Exploring the Potential of Cyclic Peptidyl Antitumor Agents Derived from Natural Macrocyclic Peptide Phakellistatin 13

The exploration of novel anticancer compounds based on natural cyclopeptides has emerged as a pivotal paradigm in the contemporary advancement of macrocyclic pharmaceuticals. Phakellistatin 13 is a cycloheptapeptide derived from the brown snubby sponge and exhibits remarkable antitumor activity. In this study, we have designed and synthesized a series of chiral cyclopeptides incorporating the rigid isoindolinone moiety at various sites within the natural cycloheptapeptide Phakellistatin 13, with the aim of investigating conformationally constrained cyclopeptides as potential antitumor agents. Cyclopeptide 3, comprising alternating l-/d-amino acid residues, exhibited promising antihepatocellular carcinoma effects. Detailed biological experiments have revealed that Phakellistatin 13 analogs effectively inhibit the proliferation of tumor cells and induce apoptosis and autophagy, while also causing cell cycle arrest through the modulation of the p53 and mitogen-activated protein kinase (MAPK) signaling pathway. This study not only provides valuable insights into chemical structural modifications but also contributes to a deeper understanding of the biological mechanisms underlying the development of natural cyclopeptide-based drugs.

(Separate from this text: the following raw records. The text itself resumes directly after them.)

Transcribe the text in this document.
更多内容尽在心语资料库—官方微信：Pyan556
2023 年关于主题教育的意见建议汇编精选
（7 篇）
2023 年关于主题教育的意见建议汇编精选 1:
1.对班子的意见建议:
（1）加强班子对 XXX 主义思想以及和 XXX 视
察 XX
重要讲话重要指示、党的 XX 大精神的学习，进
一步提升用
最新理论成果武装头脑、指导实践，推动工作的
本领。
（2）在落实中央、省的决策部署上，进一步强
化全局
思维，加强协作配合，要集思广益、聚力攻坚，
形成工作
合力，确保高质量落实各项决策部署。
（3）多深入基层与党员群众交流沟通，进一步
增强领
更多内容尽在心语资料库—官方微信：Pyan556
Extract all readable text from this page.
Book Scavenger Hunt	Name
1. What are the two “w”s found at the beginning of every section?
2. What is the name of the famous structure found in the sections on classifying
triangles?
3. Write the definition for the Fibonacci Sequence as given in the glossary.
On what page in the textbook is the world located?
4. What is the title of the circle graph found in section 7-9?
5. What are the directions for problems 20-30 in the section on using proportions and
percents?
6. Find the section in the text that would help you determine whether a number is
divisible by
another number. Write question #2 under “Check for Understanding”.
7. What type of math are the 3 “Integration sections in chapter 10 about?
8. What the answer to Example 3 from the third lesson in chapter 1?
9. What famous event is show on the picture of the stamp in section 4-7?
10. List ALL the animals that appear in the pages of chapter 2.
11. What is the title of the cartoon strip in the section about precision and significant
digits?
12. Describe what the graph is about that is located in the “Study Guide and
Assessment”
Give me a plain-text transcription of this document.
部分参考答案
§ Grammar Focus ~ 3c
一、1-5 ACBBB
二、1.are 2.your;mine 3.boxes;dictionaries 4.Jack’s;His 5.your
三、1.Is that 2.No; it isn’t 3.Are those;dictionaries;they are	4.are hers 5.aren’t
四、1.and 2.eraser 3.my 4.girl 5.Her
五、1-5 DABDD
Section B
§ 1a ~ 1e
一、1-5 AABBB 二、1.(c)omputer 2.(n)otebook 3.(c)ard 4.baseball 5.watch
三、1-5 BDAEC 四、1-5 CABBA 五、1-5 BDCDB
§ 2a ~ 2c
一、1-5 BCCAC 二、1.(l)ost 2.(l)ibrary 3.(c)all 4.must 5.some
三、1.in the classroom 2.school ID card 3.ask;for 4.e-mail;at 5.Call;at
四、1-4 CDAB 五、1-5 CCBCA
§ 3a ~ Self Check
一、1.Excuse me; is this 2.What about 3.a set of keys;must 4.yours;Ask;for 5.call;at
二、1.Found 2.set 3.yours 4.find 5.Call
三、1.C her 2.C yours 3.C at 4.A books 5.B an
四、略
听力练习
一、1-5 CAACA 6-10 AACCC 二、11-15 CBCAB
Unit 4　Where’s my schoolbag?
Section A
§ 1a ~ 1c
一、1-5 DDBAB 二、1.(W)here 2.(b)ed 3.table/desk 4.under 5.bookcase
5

基于天然环状肽的新抗癌化合物的探索已成为宏观环状药物当代进步中的关键范式。Phakellistatin 13 是一种从棕色短柄海绵中提取的环庚肽，表现出显著的抗肿瘤活性。在本研究中，我们设计并合成了一系列手性环状肽，这些肽在天然环庚肽 Phakellistatin 13 的不同位置引入了刚性的异喹啉酮基团，旨在研究构象受限的环状肽作为潜在的抗癌药物。含有交替的 l-/d-氨基酸残基的环状肽 3 显示出有前景的抗肝细胞癌效果。详细的生物实验揭示了 Phakellistatin 13 类似物能够有效抑制肿瘤细胞的增殖，并诱导细胞凋亡和自噬，同时通过调节 p53 和细胞因子激活的蛋白激酶（MAPK）信号通路导致细胞周期阻滞。本研究不仅为化学结构修饰提供了宝贵的见解，而且有助于更深入地理解基于天然环状肽药物发展的生物学机制。